The quick-thinking and smooth-talking McLendon arrives in Glorious in May 1872. He has come to the mining town, not in search of silver, but to find Gabrielle. Cash has done her wrong back in nominally more civilized St. Louis. There, Cash left behind his wife Ellen, drug-addled and then (through no fault of his own) dead.
His rich industrialist father-in-law blames him for the death. He once valued McLendon’s willingness to spy on enemies and talk people into doing things against their interest. Now he would like him dead.
McLendon would like to show Gabrielle he has changed his ways and win her back.
Guinn populates the town of Glorious with the usual suspects in a Western novel — prospectors, hardworking town folks, whores, drunks, gun-toting vaqueros and the pure-hearted Gabrielle.

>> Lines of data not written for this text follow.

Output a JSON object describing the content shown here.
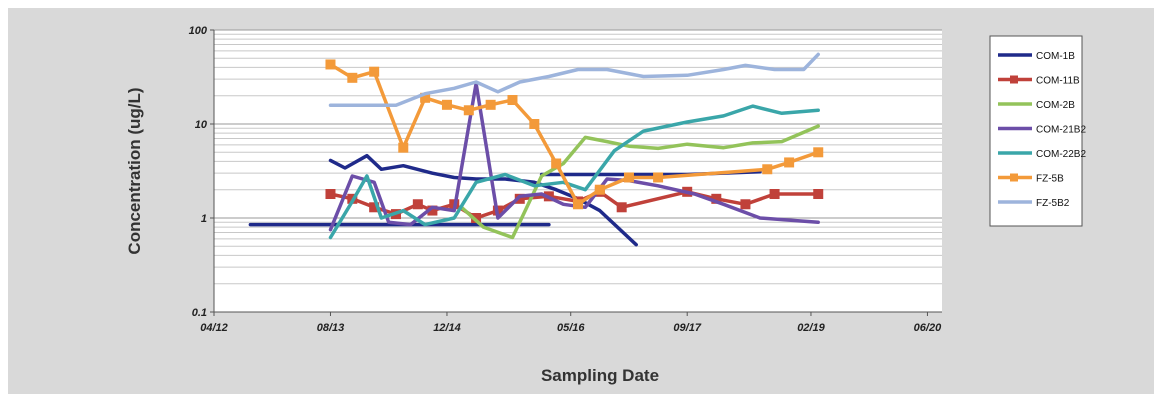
{
  "chart_data": {
    "type": "line",
    "xlabel": "Sampling Date",
    "ylabel": "Concentration (ug/L)",
    "y_scale": "log",
    "ylim": [
      0.1,
      100
    ],
    "y_ticks": [
      {
        "value": 0.1,
        "label": "0.1"
      },
      {
        "value": 1,
        "label": "1"
      },
      {
        "value": 10,
        "label": "10"
      },
      {
        "value": 100,
        "label": "100"
      }
    ],
    "xlim": [
      "2012-04",
      "2020-08"
    ],
    "x_ticks": [
      {
        "value": "2012-04",
        "label": "04/12"
      },
      {
        "value": "2013-08",
        "label": "08/13"
      },
      {
        "value": "2014-12",
        "label": "12/14"
      },
      {
        "value": "2016-05",
        "label": "05/16"
      },
      {
        "value": "2017-09",
        "label": "09/17"
      },
      {
        "value": "2019-02",
        "label": "02/19"
      },
      {
        "value": "2020-06",
        "label": "06/20"
      }
    ],
    "grid": "horizontal",
    "legend_position": "right",
    "series": [
      {
        "name": "COM-1B",
        "color": "#1f2a8a",
        "marker": "none",
        "points": [
          [
            "2013-08",
            4.1
          ],
          [
            "2013-10",
            3.4
          ],
          [
            "2014-01",
            4.6
          ],
          [
            "2014-03",
            3.3
          ],
          [
            "2014-06",
            3.6
          ],
          [
            "2014-10",
            3.0
          ],
          [
            "2015-01",
            2.7
          ],
          [
            "2015-04",
            2.6
          ],
          [
            "2015-08",
            2.6
          ],
          [
            "2015-12",
            2.4
          ],
          [
            "2016-03",
            2.0
          ],
          [
            "2016-06",
            1.6
          ],
          [
            "2016-09",
            1.2
          ],
          [
            "2017-02",
            0.52
          ]
        ]
      },
      {
        "name": "COM-1B",
        "color": "#1f2a8a",
        "marker": "none",
        "points": [
          [
            "2016-01",
            2.9
          ],
          [
            "2017-09",
            2.9
          ],
          [
            "2018-07",
            3.1
          ]
        ]
      },
      {
        "name": "COM-1B",
        "color": "#1f2a8a",
        "marker": "none",
        "points": [
          [
            "2012-09",
            0.85
          ],
          [
            "2016-02",
            0.85
          ]
        ]
      },
      {
        "name": "COM-11B",
        "color": "#c0413a",
        "marker": "square",
        "points": [
          [
            "2013-08",
            1.8
          ],
          [
            "2013-11",
            1.6
          ],
          [
            "2014-02",
            1.3
          ],
          [
            "2014-05",
            1.1
          ],
          [
            "2014-08",
            1.4
          ],
          [
            "2014-10",
            1.2
          ],
          [
            "2015-01",
            1.4
          ],
          [
            "2015-04",
            1.0
          ],
          [
            "2015-07",
            1.2
          ],
          [
            "2015-10",
            1.6
          ],
          [
            "2016-02",
            1.7
          ],
          [
            "2016-06",
            1.5
          ],
          [
            "2016-09",
            1.9
          ],
          [
            "2016-12",
            1.3
          ],
          [
            "2017-09",
            1.9
          ],
          [
            "2018-01",
            1.6
          ],
          [
            "2018-05",
            1.4
          ],
          [
            "2018-09",
            1.8
          ],
          [
            "2019-03",
            1.8
          ]
        ]
      },
      {
        "name": "COM-2B",
        "color": "#93c35a",
        "marker": "none",
        "points": [
          [
            "2015-02",
            1.3
          ],
          [
            "2015-05",
            0.8
          ],
          [
            "2015-09",
            0.62
          ],
          [
            "2016-01",
            2.8
          ],
          [
            "2016-04",
            3.8
          ],
          [
            "2016-07",
            7.2
          ],
          [
            "2016-10",
            6.5
          ],
          [
            "2017-01",
            5.8
          ],
          [
            "2017-05",
            5.5
          ],
          [
            "2017-09",
            6.1
          ],
          [
            "2018-02",
            5.6
          ],
          [
            "2018-06",
            6.3
          ],
          [
            "2018-10",
            6.5
          ],
          [
            "2019-03",
            9.5
          ]
        ]
      },
      {
        "name": "COM-21B2",
        "color": "#6c4ea8",
        "marker": "none",
        "points": [
          [
            "2013-08",
            0.75
          ],
          [
            "2013-11",
            2.8
          ],
          [
            "2014-02",
            2.4
          ],
          [
            "2014-04",
            0.9
          ],
          [
            "2014-07",
            0.85
          ],
          [
            "2014-10",
            1.3
          ],
          [
            "2015-01",
            1.2
          ],
          [
            "2015-04",
            27
          ],
          [
            "2015-07",
            1.0
          ],
          [
            "2015-10",
            1.7
          ],
          [
            "2016-01",
            1.8
          ],
          [
            "2016-04",
            1.4
          ],
          [
            "2016-07",
            1.3
          ],
          [
            "2016-10",
            2.6
          ],
          [
            "2017-01",
            2.5
          ],
          [
            "2017-05",
            2.2
          ],
          [
            "2017-10",
            1.8
          ],
          [
            "2018-02",
            1.4
          ],
          [
            "2018-07",
            1.0
          ],
          [
            "2018-11",
            0.95
          ],
          [
            "2019-03",
            0.9
          ]
        ]
      },
      {
        "name": "COM-22B2",
        "color": "#3aa6a9",
        "marker": "none",
        "points": [
          [
            "2013-08",
            0.62
          ],
          [
            "2013-11",
            1.5
          ],
          [
            "2014-01",
            2.8
          ],
          [
            "2014-03",
            1.0
          ],
          [
            "2014-06",
            1.2
          ],
          [
            "2014-09",
            0.85
          ],
          [
            "2015-01",
            1.0
          ],
          [
            "2015-04",
            2.4
          ],
          [
            "2015-08",
            2.9
          ],
          [
            "2015-12",
            2.2
          ],
          [
            "2016-04",
            2.4
          ],
          [
            "2016-07",
            2.0
          ],
          [
            "2016-11",
            5.2
          ],
          [
            "2017-03",
            8.4
          ],
          [
            "2017-09",
            10.5
          ],
          [
            "2018-02",
            12.2
          ],
          [
            "2018-06",
            15.5
          ],
          [
            "2018-10",
            13.0
          ],
          [
            "2019-03",
            14.0
          ]
        ]
      },
      {
        "name": "FZ-5B",
        "color": "#f39a3a",
        "marker": "square",
        "points": [
          [
            "2013-08",
            43
          ],
          [
            "2013-11",
            31
          ],
          [
            "2014-02",
            36
          ],
          [
            "2014-06",
            5.6
          ],
          [
            "2014-09",
            19
          ],
          [
            "2014-12",
            16
          ],
          [
            "2015-03",
            14
          ],
          [
            "2015-06",
            16
          ],
          [
            "2015-09",
            18
          ],
          [
            "2015-12",
            10
          ],
          [
            "2016-03",
            3.8
          ],
          [
            "2016-06",
            1.4
          ],
          [
            "2016-09",
            2.0
          ],
          [
            "2017-01",
            2.7
          ],
          [
            "2017-05",
            2.7
          ],
          [
            "2018-08",
            3.3
          ],
          [
            "2018-11",
            3.9
          ],
          [
            "2019-03",
            5.0
          ]
        ]
      },
      {
        "name": "FZ-5B2",
        "color": "#9db4dc",
        "marker": "none",
        "points": [
          [
            "2013-08",
            15.8
          ],
          [
            "2014-02",
            15.8
          ],
          [
            "2014-05",
            15.8
          ],
          [
            "2014-09",
            21
          ],
          [
            "2015-01",
            24
          ],
          [
            "2015-04",
            28
          ],
          [
            "2015-07",
            22
          ],
          [
            "2015-10",
            28
          ],
          [
            "2016-02",
            32
          ],
          [
            "2016-06",
            38
          ],
          [
            "2016-10",
            38
          ],
          [
            "2017-03",
            32
          ],
          [
            "2017-09",
            33
          ],
          [
            "2018-02",
            38
          ],
          [
            "2018-05",
            42
          ],
          [
            "2018-09",
            38
          ],
          [
            "2019-01",
            38
          ],
          [
            "2019-03",
            55
          ]
        ]
      }
    ],
    "legend": [
      {
        "name": "COM-1B",
        "color": "#1f2a8a",
        "marker": "none"
      },
      {
        "name": "COM-11B",
        "color": "#c0413a",
        "marker": "square"
      },
      {
        "name": "COM-2B",
        "color": "#93c35a",
        "marker": "none"
      },
      {
        "name": "COM-21B2",
        "color": "#6c4ea8",
        "marker": "none"
      },
      {
        "name": "COM-22B2",
        "color": "#3aa6a9",
        "marker": "none"
      },
      {
        "name": "FZ-5B",
        "color": "#f39a3a",
        "marker": "square"
      },
      {
        "name": "FZ-5B2",
        "color": "#9db4dc",
        "marker": "none"
      }
    ]
  }
}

Guinn relies on some real historical figures — the outlaw Ike Clanton and territorial governor A.P.K. Safford, for example — to fill out the census.
These names and the frontier town are familiar territory for Guinn, who has written nonfiction about Arizona, most notably “The Last Gunfight,” a well-researched airing of what led up to the gunfight near Tombstone’s O.K. Corral, the most famous exchange of lead in the history of the American West.
But “Glorious,” the first in a trilogy, has as much wooing as shooting, although violence and the threat of it propel the plot, which is mostly about greed. Another rich man, not so different from the one in St. Louis, is trying to take control of the town; the founding fathers and mothers are hoping the grubbing prospectors will strike it rich and bring a flood of new customers and prosperity to Glorious.
The twists and turns stretch credulity at times, and the book rushes to an end, with the good guys in a burning building and gunfire trained on the only means of escape. Criticisms aside, this book will be catnip for “Lonesome Dove” fans. And somehow, Cash McLendon rides off to the promised sequel, which, if it’s like “Glorious,” will be worth waiting for.
John B. Saul is a former Seattle Times editor who has taught journalism and nonfiction writing at the University of Montana and the University of Washington.